Mary Lou Wright has a quote above her computer that states, “Live What You Love.” For all but a few months of her entire professional career, Wright has been part of the fabric of Bertrand Chaffee Hospital and its Physical Therapy Department, doing exactly that: living what she loves. That career includes a time period that has extended for more than half the hospital’s history.
Starting in June 1975, Wright applied her bachelor of science degree in physical therapy from the University at Buffalo to part-time roles at Fiddler’s Green Manor and Bertrand Chaffee Hospital. “Within a year, BCH asked me to come here full time,” said Wright. Three years later her supervisor relocated to Florida, and she was offered the director of rehab position.
In her first years at BCH, most patients were seen on an outpatient basis. “Back then, therapists were not allowed to evaluate patients,” Wright offered. “We would get a prescription from the physician basically telling us what to do.”
She continued, “As the profession grew, physical therapists became recognized as an integral part of the patient care team. We now perform in-depth evaluations to determine a diagnosis, individual plan of care, and prognosis.”
When asked about how physical therapy has changed across five decades, Wright explained, “So much of the basics of PT have always been the same – heat and cold, massage, electrical stimulation, ultrasound, exercise – those things have not changed.”
She offered this explanation, “But now, the field has expanded to a more hands-on approach, such as manual techniques, and instrument-assisted soft tissue mobilization. There are new advances in aquatic therapy, vestibular rehab, orthotic and prosthetic devices, and even robotic technology…Patients can also have direct access to PT without a prescription, but with some limitations attached.”
It is the responsibility of the physical therapist to determine the best plan of care for each individual. “In a way, we’re like mechanics,” said Wright. “We help with the fine tuning and getting patients to run – or walk and function – better. It’s all about quality of life.”

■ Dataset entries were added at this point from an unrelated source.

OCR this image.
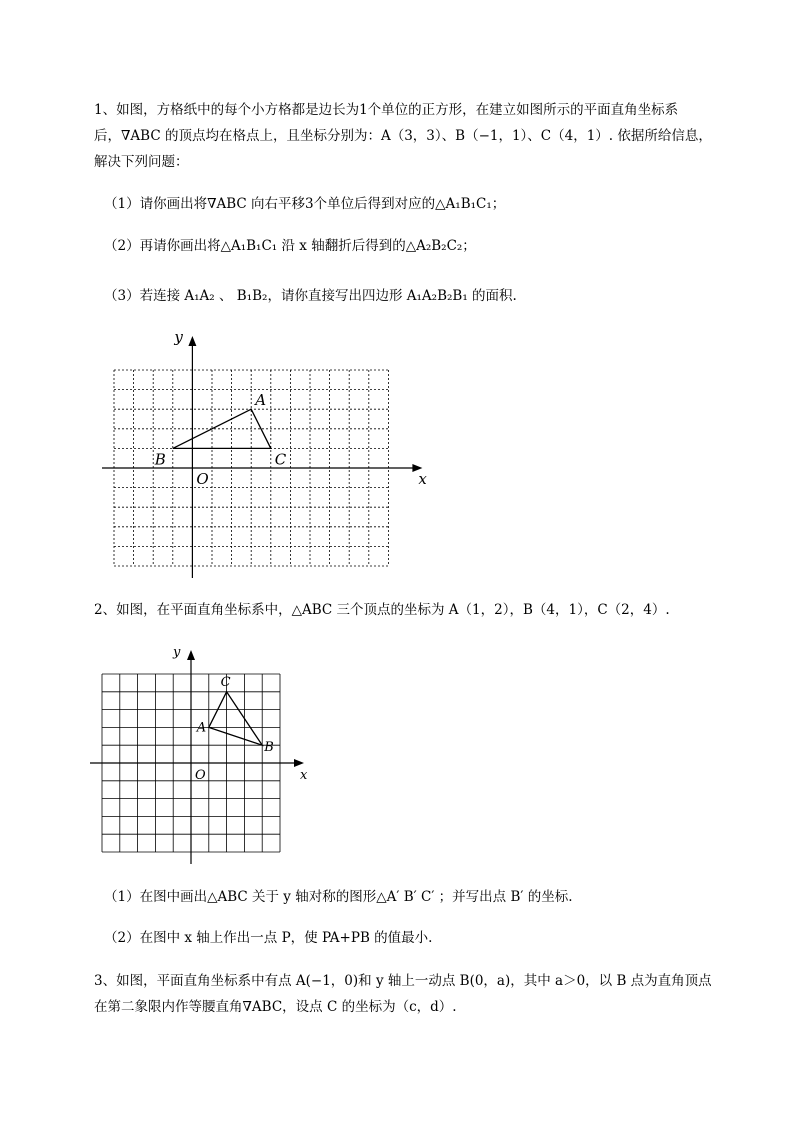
1、如图，方格纸中的每个小方格都是边长为1个单位的正方形，在建立如图所示的平面直角坐标系
后，∇ABC 的顶点均在格点上，且坐标分别为：A（3，3）、B（−1，1）、C（4，1）. 依据所给信息，
解决下列问题：
（1）请你画出将∇ABC 向右平移3个单位后得到对应的△A₁B₁C₁；
（2）再请你画出将△A₁B₁C₁ 沿 x 轴翻折后得到的△A₂B₂C₂；
（3）若连接 A₁A₂ 、 B₁B₂，请你直接写出四边形 A₁A₂B₂B₁ 的面积.
x
y
O
A
B	C
2、如图，在平面直角坐标系中，△ABC 三个顶点的坐标为 A（1，2），B（4，1），C（2，4）.
x
y
O
A
B
C
（1）在图中画出△ABC 关于 y 轴对称的图形△A′ B′ C′ ；并写出点 B′ 的坐标.
（2）在图中 x 轴上作出一点 P，使 PA+PB 的值最小.
3、如图，平面直角坐标系中有点 A(−1，0)和 y 轴上一动点 B(0，a)，其中 a＞0，以 B 点为直角顶点
在第二象限内作等腰直角∇ABC，设点 C 的坐标为（c，d）.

Wright initially wanted to be a teacher, but when she was entering college in the 1970s, the market for educators was flooded. But for the past 43 years, she has served as a teacher in a different way, working with thousands of patients on their road to recovery from injuries, surgeries and chronic conditions.
“I have always felt I became what I was meant to be, and have loved what I do,” Wright remarked. “I can only hope that I have had some positive impact on the lives of those we call our patients, many of whom I am now lucky to call friends. It is the lives we touch and the relationships we develop that make healthcare such a unique field. I will miss that the most.”